I have an excel sheet
Col1 Col2 Col3 Col4
John English\nMaths 34\n33 Pass
Sam Science 40 Pass
Jack English\nHistory\nGeography 89\n07\n98 Pass
Need to convert it to
Col1 Col2 Col3 Col4
John English 34 Pass
John Maths 33 Pass
Sam Science 40 Pass
Jack English 89 Pass
Jack History 07 Pass
Jack Geography 98 Pass
The excel sheet has \n
as separator for corresponding Col2 and col3 column. Just need to pull each subject in a new row with its corresponding marks and copy all the other column contents as it is.
Tried
split_cols = ['Col2', 'Col3']
# loop over the columns and split them
separator = '\n'
for col in split_cols:
df[[f'{col}_Split1', f'{col}_Split2']] = df[col].str.split(separator, n=1, expand=True).fillna('')
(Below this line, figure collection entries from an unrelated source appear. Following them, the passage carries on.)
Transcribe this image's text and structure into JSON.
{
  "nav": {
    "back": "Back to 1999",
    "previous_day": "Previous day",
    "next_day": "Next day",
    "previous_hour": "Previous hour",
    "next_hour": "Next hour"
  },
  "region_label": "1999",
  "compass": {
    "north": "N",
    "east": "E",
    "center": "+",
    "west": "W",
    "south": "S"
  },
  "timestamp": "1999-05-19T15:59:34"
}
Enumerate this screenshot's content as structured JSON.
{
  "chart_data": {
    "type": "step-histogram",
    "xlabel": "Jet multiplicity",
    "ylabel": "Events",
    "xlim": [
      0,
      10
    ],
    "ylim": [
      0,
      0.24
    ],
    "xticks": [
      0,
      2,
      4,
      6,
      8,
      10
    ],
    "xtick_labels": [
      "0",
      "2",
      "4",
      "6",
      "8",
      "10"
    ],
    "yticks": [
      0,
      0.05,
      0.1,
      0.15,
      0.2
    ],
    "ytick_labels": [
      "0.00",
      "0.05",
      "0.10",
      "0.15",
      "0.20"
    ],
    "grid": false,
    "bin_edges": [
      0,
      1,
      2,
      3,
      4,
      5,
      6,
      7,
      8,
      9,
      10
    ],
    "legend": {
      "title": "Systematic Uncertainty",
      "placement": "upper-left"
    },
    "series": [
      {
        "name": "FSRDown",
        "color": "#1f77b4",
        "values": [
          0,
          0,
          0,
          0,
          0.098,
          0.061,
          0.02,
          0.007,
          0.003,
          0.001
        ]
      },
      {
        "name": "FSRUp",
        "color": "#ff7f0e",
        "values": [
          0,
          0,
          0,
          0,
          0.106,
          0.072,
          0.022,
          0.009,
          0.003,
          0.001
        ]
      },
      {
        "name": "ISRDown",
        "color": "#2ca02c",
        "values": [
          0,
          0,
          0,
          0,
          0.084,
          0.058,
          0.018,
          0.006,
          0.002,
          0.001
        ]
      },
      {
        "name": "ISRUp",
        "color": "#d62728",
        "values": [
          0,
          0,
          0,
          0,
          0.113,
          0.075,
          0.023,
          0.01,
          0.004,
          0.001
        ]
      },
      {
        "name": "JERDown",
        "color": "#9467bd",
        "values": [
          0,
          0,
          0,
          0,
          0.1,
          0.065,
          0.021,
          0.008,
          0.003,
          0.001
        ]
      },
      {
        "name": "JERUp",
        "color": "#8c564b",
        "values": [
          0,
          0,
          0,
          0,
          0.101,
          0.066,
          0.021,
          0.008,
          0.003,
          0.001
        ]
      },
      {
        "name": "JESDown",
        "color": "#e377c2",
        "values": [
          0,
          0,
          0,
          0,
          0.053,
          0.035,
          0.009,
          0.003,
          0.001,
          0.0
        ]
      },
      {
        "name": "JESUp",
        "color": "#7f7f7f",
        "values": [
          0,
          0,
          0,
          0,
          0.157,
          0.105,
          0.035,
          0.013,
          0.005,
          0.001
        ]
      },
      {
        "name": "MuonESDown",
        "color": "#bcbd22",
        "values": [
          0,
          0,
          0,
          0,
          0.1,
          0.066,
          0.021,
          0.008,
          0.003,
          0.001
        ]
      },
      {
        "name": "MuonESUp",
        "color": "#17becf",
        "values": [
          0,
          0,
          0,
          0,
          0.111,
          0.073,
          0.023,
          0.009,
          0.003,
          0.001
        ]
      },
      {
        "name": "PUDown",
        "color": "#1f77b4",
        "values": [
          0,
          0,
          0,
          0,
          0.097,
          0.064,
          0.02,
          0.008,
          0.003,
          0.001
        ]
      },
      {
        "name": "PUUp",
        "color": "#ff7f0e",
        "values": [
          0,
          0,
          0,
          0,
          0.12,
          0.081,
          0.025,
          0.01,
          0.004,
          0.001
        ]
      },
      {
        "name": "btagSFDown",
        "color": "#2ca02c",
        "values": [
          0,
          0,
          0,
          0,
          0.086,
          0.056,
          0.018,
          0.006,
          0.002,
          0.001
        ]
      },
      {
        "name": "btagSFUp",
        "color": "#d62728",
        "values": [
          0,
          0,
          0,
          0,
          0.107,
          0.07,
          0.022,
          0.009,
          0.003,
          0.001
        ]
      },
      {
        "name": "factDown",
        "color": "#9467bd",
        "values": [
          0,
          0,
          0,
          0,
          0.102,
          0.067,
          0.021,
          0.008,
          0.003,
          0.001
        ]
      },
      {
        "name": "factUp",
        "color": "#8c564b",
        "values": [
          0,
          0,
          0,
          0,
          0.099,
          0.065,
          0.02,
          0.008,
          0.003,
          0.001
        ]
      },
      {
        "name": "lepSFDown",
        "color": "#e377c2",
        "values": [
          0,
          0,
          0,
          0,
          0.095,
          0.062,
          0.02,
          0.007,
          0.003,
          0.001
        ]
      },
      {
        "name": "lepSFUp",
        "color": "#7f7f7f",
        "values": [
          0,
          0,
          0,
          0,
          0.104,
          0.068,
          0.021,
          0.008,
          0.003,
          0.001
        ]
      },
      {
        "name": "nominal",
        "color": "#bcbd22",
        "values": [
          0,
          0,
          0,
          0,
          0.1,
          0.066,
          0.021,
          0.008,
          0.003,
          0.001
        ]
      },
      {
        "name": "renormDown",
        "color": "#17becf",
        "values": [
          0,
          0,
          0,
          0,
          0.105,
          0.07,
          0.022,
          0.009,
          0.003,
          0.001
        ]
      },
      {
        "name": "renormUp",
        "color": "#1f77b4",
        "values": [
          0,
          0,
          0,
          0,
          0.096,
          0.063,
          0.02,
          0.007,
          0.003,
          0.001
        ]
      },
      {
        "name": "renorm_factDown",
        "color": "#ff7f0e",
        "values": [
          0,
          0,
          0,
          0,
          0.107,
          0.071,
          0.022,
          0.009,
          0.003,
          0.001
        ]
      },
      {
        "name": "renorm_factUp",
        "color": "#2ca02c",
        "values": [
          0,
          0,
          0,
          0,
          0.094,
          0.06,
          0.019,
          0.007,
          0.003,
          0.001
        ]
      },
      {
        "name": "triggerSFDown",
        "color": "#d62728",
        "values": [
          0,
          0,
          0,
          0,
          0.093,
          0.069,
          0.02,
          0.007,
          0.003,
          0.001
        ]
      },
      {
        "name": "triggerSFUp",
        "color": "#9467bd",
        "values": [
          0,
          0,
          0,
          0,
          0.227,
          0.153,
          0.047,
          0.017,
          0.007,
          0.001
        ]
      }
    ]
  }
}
# create two new dataframes with the desired columns
df1 = df[['Col1', 'Col2_Split1', 'Col3_Split1', 'Col4']].rename(columns={'Col2_Split1': 'D', 'Col3_Split1': 'C'})
df2 = df[['Col1', 'Col2_Split2', 'Col3_Split2', 'Col4']].rename(columns={'Col2_Split2': 'D', 'Col3_Split2': 'C'})
# concatenate the two dataframes
final_df = pd.concat([df1, df2], ignore_index=True)
# print the final dataframe
print(final_df)